47. Colin McCahon (1919 - 1987)
Five (Russell Finnemore & Colin McCahon)
Synthetic Polymer Paint on hardboard
60 x 59.5 cm
Inscribed RUSSELL FINNEMORE. Colin McCahon May-August '65 (brus
est. $250,000 - 350,000
Fetched $208,000
Relative Size: Five (Russell Finnemore & Colin McCahon)
Relative size

PROVENANCE Private Collection, UK Hence by descent Collection of Russell Finnemore Gifted by Colin McCahon

EXHIBITED 1965 The [65] Group Show, Durham Street Art Gallery, Christchurch 30/10/1965 - 14/11/1965

Catalogue Number cm000374

Colin McCahon had quite a thing about numbers. Five is one of at least 70 paintings in which numbers figure prominently. Numbers (or numerals - he used both terms) first entered his work around 1958 and remained an important part of his practice for the next twenty years. His initial interest in numbers came from an idea to provide designs for page numbers in the journal Landfall, edited by Charles Brasch, an important early collector and friend. The designs were never used but they led to a small series of watercolours in which his main interest seems to have been in the abstract shapes of the Arabic numbers (1, 2, 3) which he manipulated to make pictures out of. In 1958-59 McCahon made two series: Numerals One to Ten and Numerals One to Five in the medium of brushed ink on paper. In the first series the Arabic number dominates the space with the word for the number: 'two', 'six', 'nine', etc written in small cursive lettering beside it. In the second series a similar strategy applies but with the numbers painted more expressionistically and seemingly spontaneously. In these two series his main interest is in numbers as a sign system.

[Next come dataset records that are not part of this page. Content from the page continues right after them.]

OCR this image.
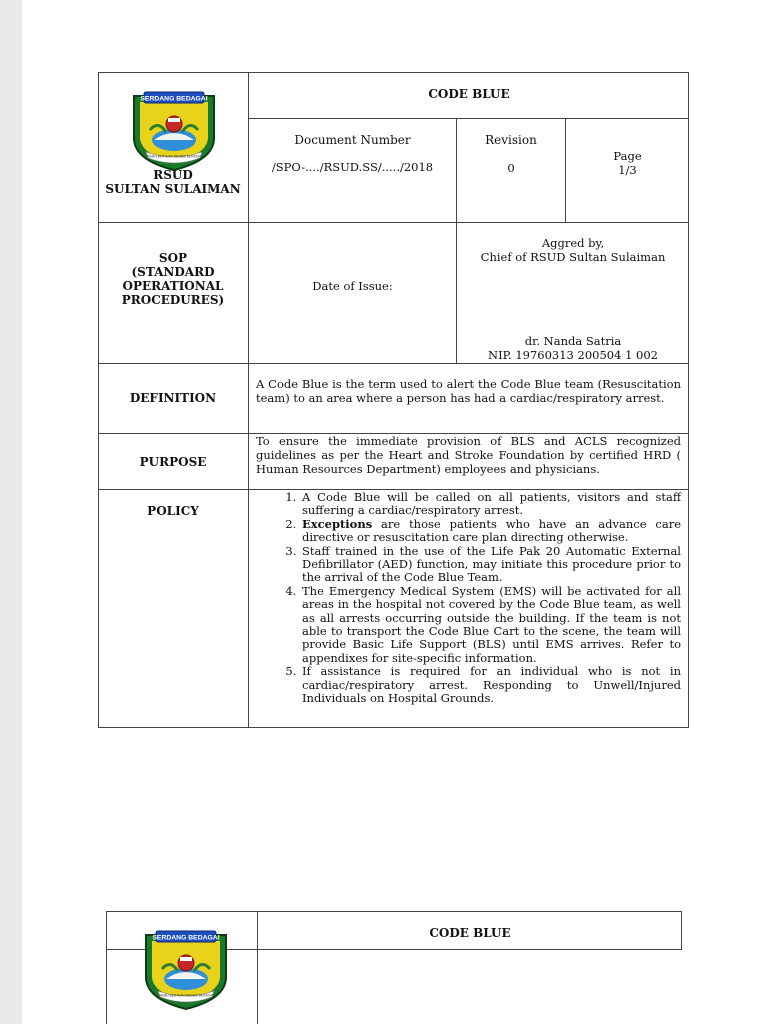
SERDANG BEDAGAI
TANAH BERTUAH NEGERI BERADAT
RSUD
SULTAN SULAIMAN
CODE BLUE
Document Number
/SPO-..../RSUD.SS/...../2018
Revision
0
Page
1/3
SOP
(STANDARD
OPERATIONAL
PROCEDURES)
Date of Issue:
Aggred by,
Chief of RSUD Sultan Sulaiman
dr. Nanda Satria
NIP. 19760313 200504 1 002
DEFINITION
A Code Blue is the term used to alert the Code Blue team (Resuscitation team) to an area where a person has had a cardiac/respiratory arrest.
PURPOSE
To ensure the immediate provision of BLS and ACLS recognized guidelines as per the Heart and Stroke Foundation by certified HRD ( Human Resources Department) employees and physicians.
POLICY
1. A Code Blue will be called on all patients, visitors and staff suffering a cardiac/respiratory arrest.
2. Exceptions are those patients who have an advance care directive or resuscitation care plan directing otherwise.
3. Staff trained in the use of the Life Pak 20 Automatic External Defibrillator (AED) function, may initiate this procedure prior to the arrival of the Code Blue Team.
4. The Emergency Medical System (EMS) will be activated for all areas in the hospital not covered by the Code Blue team, as well as all arrests occurring outside the building. If the team is not able to transport the Code Blue Cart to the scene, the team will provide Basic Life Support (BLS) until EMS arrives. Refer to appendixes for site-specific information.
5. If assistance is required for an individual who is not in cardiac/respiratory arrest. Responding to Unwell/Injured Individuals on Hospital Grounds.
CODE BLUE
SERDANG BEDAGAI
TANAH BERTUAH NEGERI BERADAT
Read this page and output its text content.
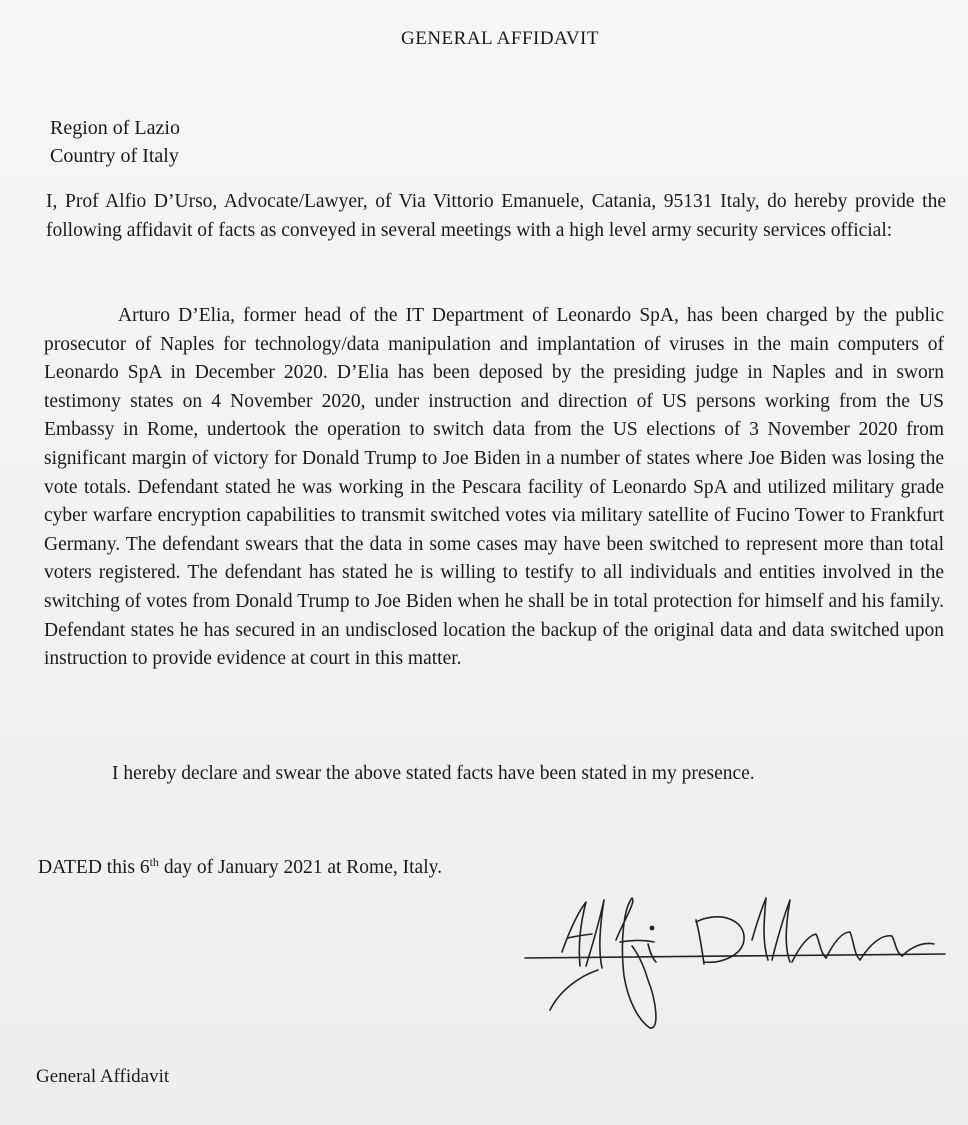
GENERAL AFFIDAVIT
Region of Lazio
Country of Italy
I, Prof Alfio D’Urso, Advocate/Lawyer, of Via Vittorio Emanuele, Catania, 95131 Italy, do hereby provide the following affidavit of facts as conveyed in several meetings with a high level army security services official:
Arturo D’Elia, former head of the IT Department of Leonardo SpA, has been charged by the public prosecutor of Naples for technology/data manipulation and implantation of viruses in the main computers of Leonardo SpA in December 2020. D’Elia has been deposed by the presiding judge in Naples and in sworn testimony states on 4 November 2020, under instruction and direction of US persons working from the US Embassy in Rome, undertook the operation to switch data from the US elections of 3 November 2020 from significant margin of victory for Donald Trump to Joe Biden in a number of states where Joe Biden was losing the vote totals. Defendant stated he was working in the Pescara facility of Leonardo SpA and utilized military grade cyber warfare encryption capabilities to transmit switched votes via military satellite of Fucino Tower to Frankfurt Germany. The defendant swears that the data in some cases may have been switched to represent more than total voters registered. The defendant has stated he is willing to testify to all individuals and entities involved in the switching of votes from Donald Trump to Joe Biden when he shall be in total protection for himself and his family. Defendant states he has secured in an undisclosed location the backup of the original data and data switched upon instruction to provide evidence at court in this matter.
I hereby declare and swear the above stated facts have been stated in my presence.
DATED this 6th day of January 2021 at Rome, Italy.
General Affidavit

The next phase in McCahon's use of numbers, which includes the present Five, came in 1965 with a major series of 13 panels entitled Numerals (Auckland Art Gallery) utilising the numbers 0 to 10.

Three different forms of numbering were employed - Arabic numerals, Roman numerals and some where the word for the number is spelled out in capitals letters e.g. FOUR and EIGHT. Also in the same year, 1965, several one-off works featured either groups of numbers (e.g. Koru 1, 2, 3) or single numbers (One, Two, Four and Five).

Later works involving numbers included a study for an uncompleted mural in 1966 and several one-off paintings and series between 1974 and 1976 utilising the number sequence 1 to 14 (sometimes Roman, sometimes Arabic, sometimes both) all signifying the Christian motif of the fourteen stations of the cross. These included Walk with me, The Song of the Shining Cuckoo, Clouds, Teaching aids and Rocks in the sky.

In the case of Five (1965) an unusual feature of this work is the presence of a collaborator, Russell Finnemore, a musician and family friend. The artist invited him to participate in the making of the painting, and gifted to him the finished work. The extent of Finnemore's involvement is not known, but probably fairly minor. Clearly, the conception of the work and its structure and imagery came from McCahon.

All four corners of the hardboard square are marked off by diagonals and the triangles so formed are painted black in contrast to the rest of the ground, which is variously coloured ochre and grey. This 'corners of' device was common in McCahon's work in the 1960s. Here, the Arabic number 5, centrally placed, is painted black (like the corners) with a prominent bulb at the end of the curved portion which resembles the koru shape in Maori design. The influence of Maori design on his numbers and letters was a noteworthy feature of McCahon's work in the mid-1960s.

Is there any symbolic significance or other numerological connotations of the number '5'? In this period Christian symbolism was prominent in McCahon's work due to the spill-over influence of his use of Catholic symbolism in windows painted for a chapel in Remuera. In Christian symbolism the number 5 is associated with the five wounds of Christ, a motif which McCahon explicitly explored in a later series (1978-79). The emphasis on darkness and light in Five supports the possibility of a symbolic reading, though it is not strictly necessary to the enjoyment of this bold and striking picture, so indelibly stamped as it is with the hand of its maker.